Once it was clear that the irradiated mice that had received the bone marrow transplantations had normal blood work (5 weeks later), their kidneys were subjected to acute damage by being deprived of sufficient blood flow for a short period of time. Four weeks later, the kidneys of these animals were examined in order to determine if the transplanted bone marrow stem cells had migrated to the kidneys to help heal them. A second experiment utilized a small protein called a “cytokine,” which acts as a powerful signal to stem cells. This particular cytokine, granulocyte colony stimulating factor (G-CSF), mobilizes stem cells from bone marrow such that the bone marrow stem cells move from their comfortable, leisurely existence to the bloodstream where they can go to help heal other tissues. By giving some of the transplanted mice doses of G-CSF, Xu and Li and their co-workers were able to determine if the bone marrow stem cells moved from the bone marrow to the kidney to take up residence in the kidney as the new renal stem cell population.

The results clearly showed that bone marrow stem cells moved from the bone marrow to the kidney to participate in kidney healing. However, it did not end there. These same labeled, glowing bone marrow stem cells expressed the proteins normally found in resident renal stem cells. While these bone marrow stem cells only constituted a small proportion of the renal stem cell population, they were clearly a part of the Sca-1+ or c-Kit+ renal progenitor cell population. Secondly, treatment with G-CSF almost doubled the frequency of bone marrow-derived renal stem cells in the kidney. G-CSF treatment also increased the capillary density in the injured kidney, which is significant, because bone marrow stem cells are rich in a population of blood vessel-making stem cells. Furthermore, the new blood vessels all glowed in the dark, which shows that they were made by the bone marrow-derived stem cells that moved to the kidney are contributed to the resident renal stem cell population that participated in kidney repair.

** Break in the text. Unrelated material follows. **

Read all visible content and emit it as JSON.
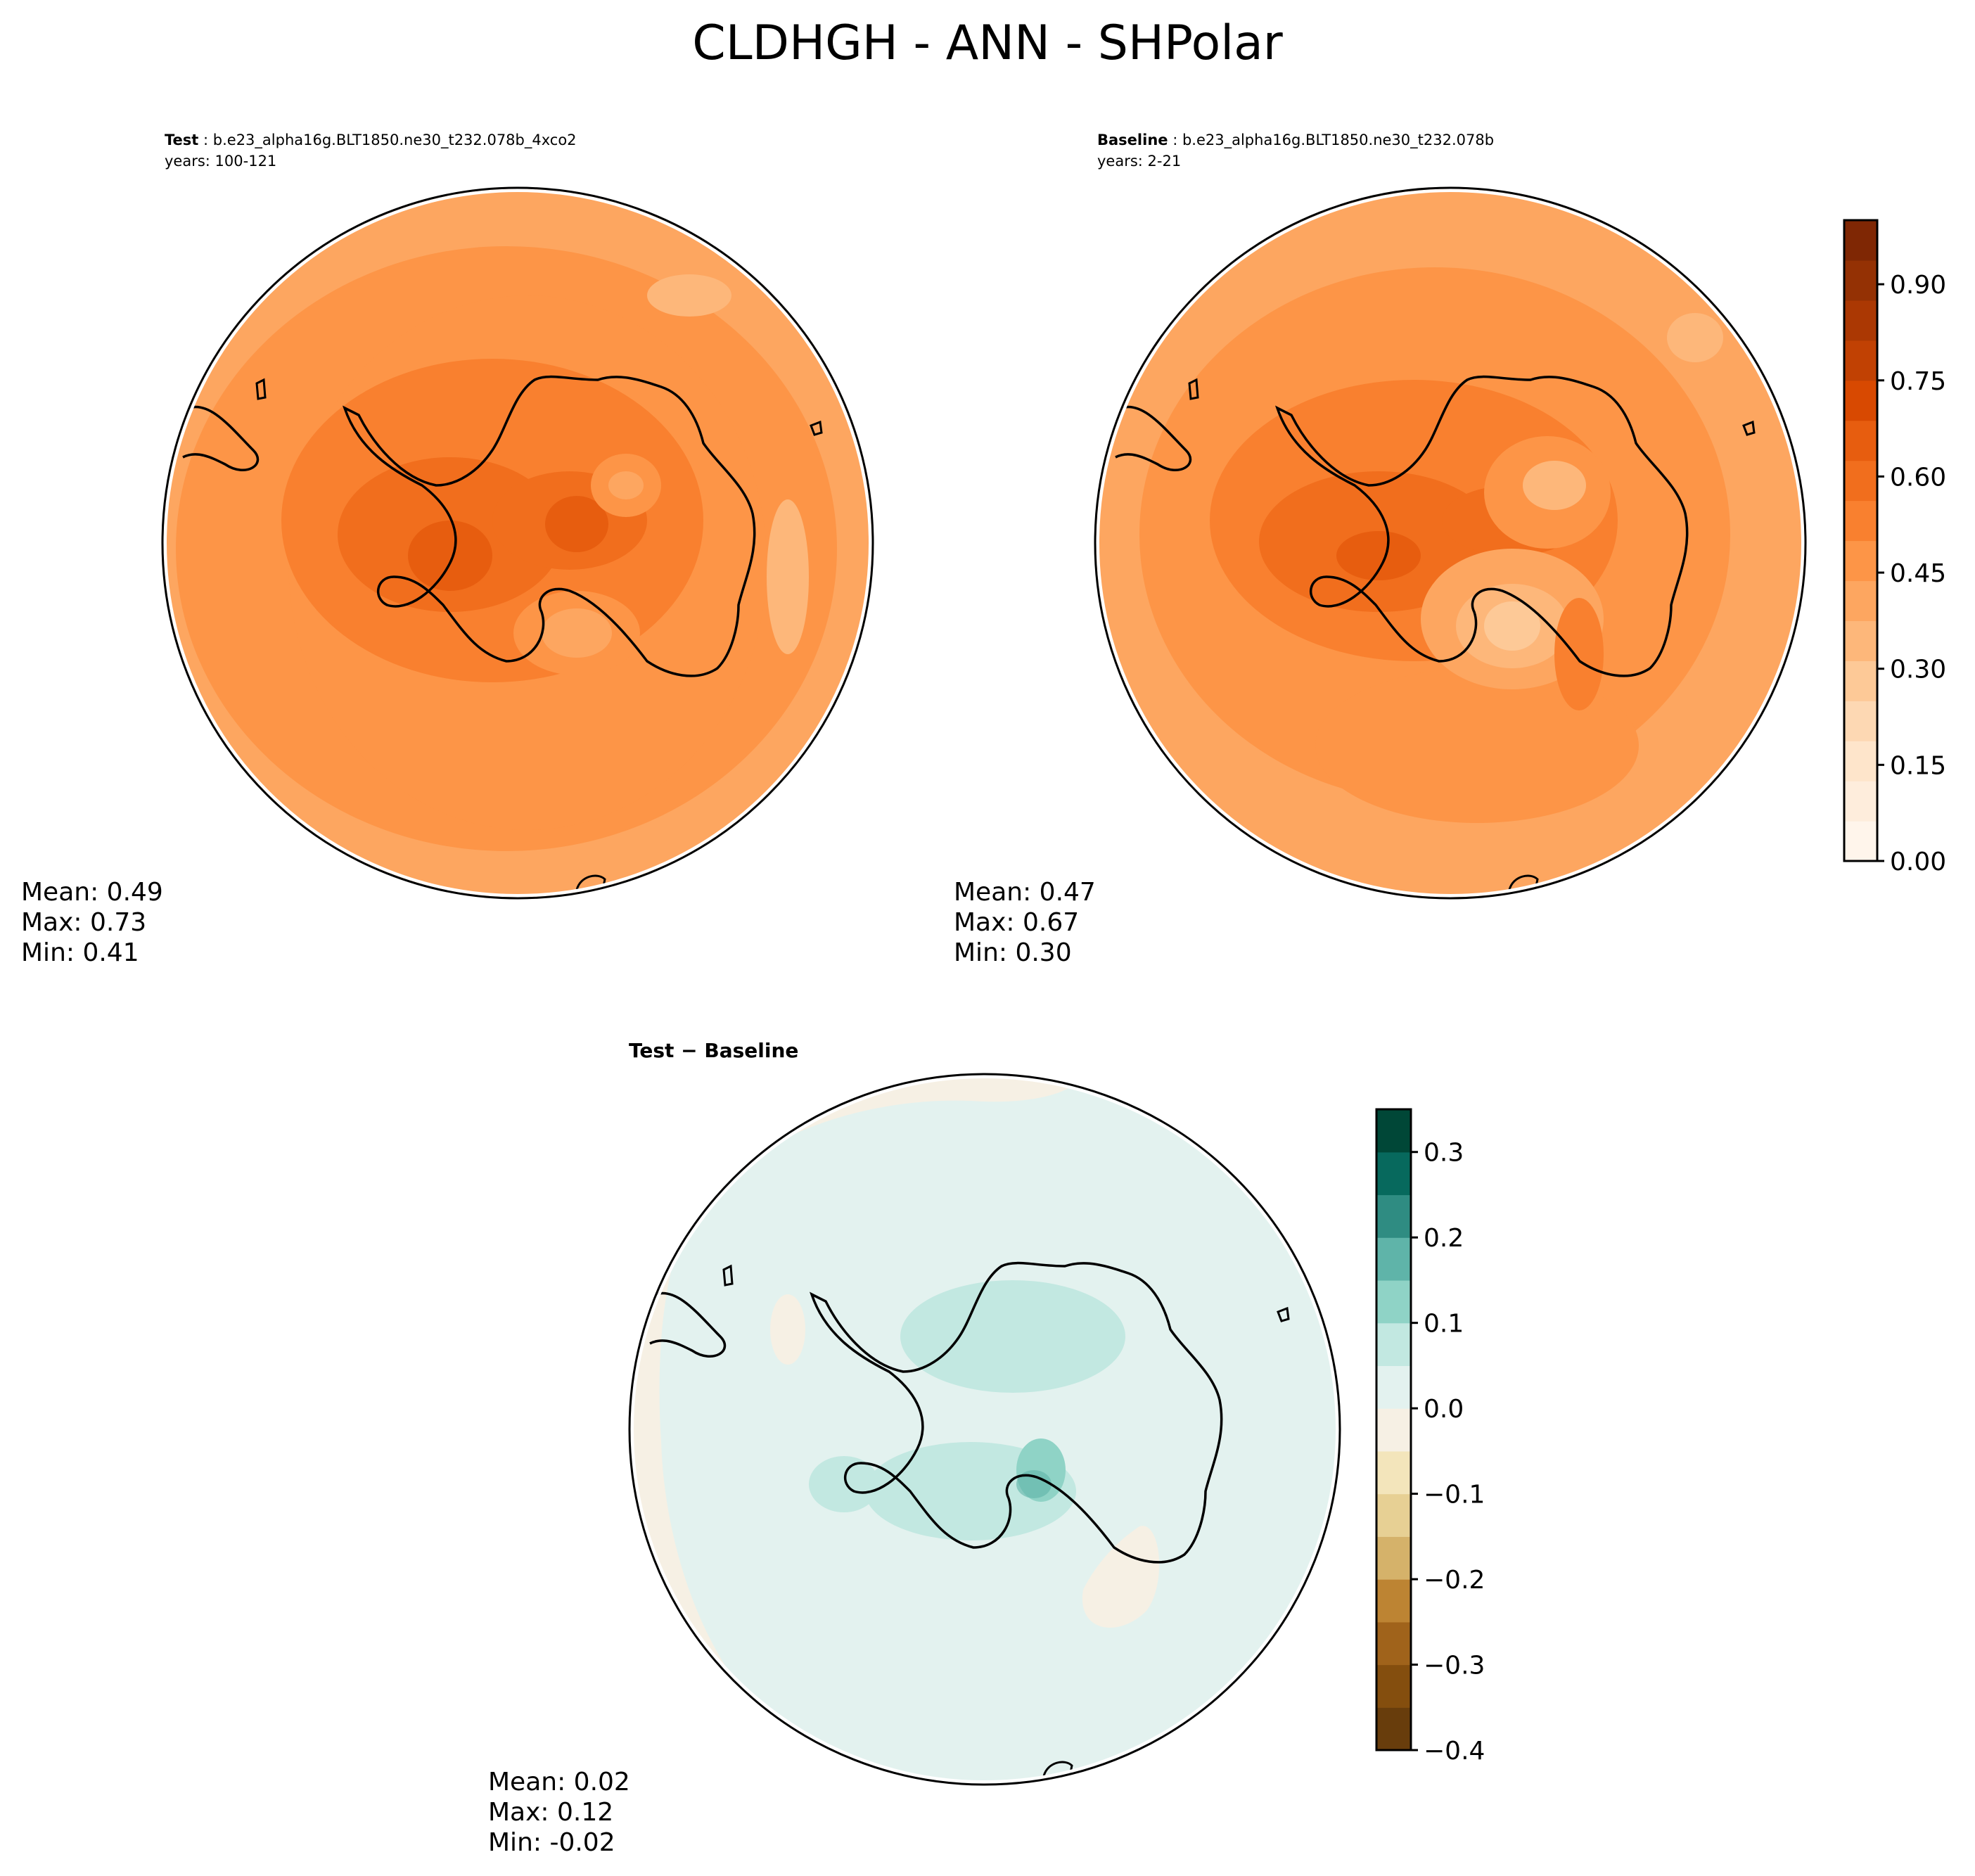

Thus, these data in this study establish that stem cells from bone marrow can trans-differentiate into cells that share many of the properties of renal resident stem cells. Furthermore, mobilization of these stem cells with cytokines like G-CSF mobilization can enhance the healing effects of these cells and might provide the basis for a new therapeutic strategy for end-stage renal disease or chronic kidney disease.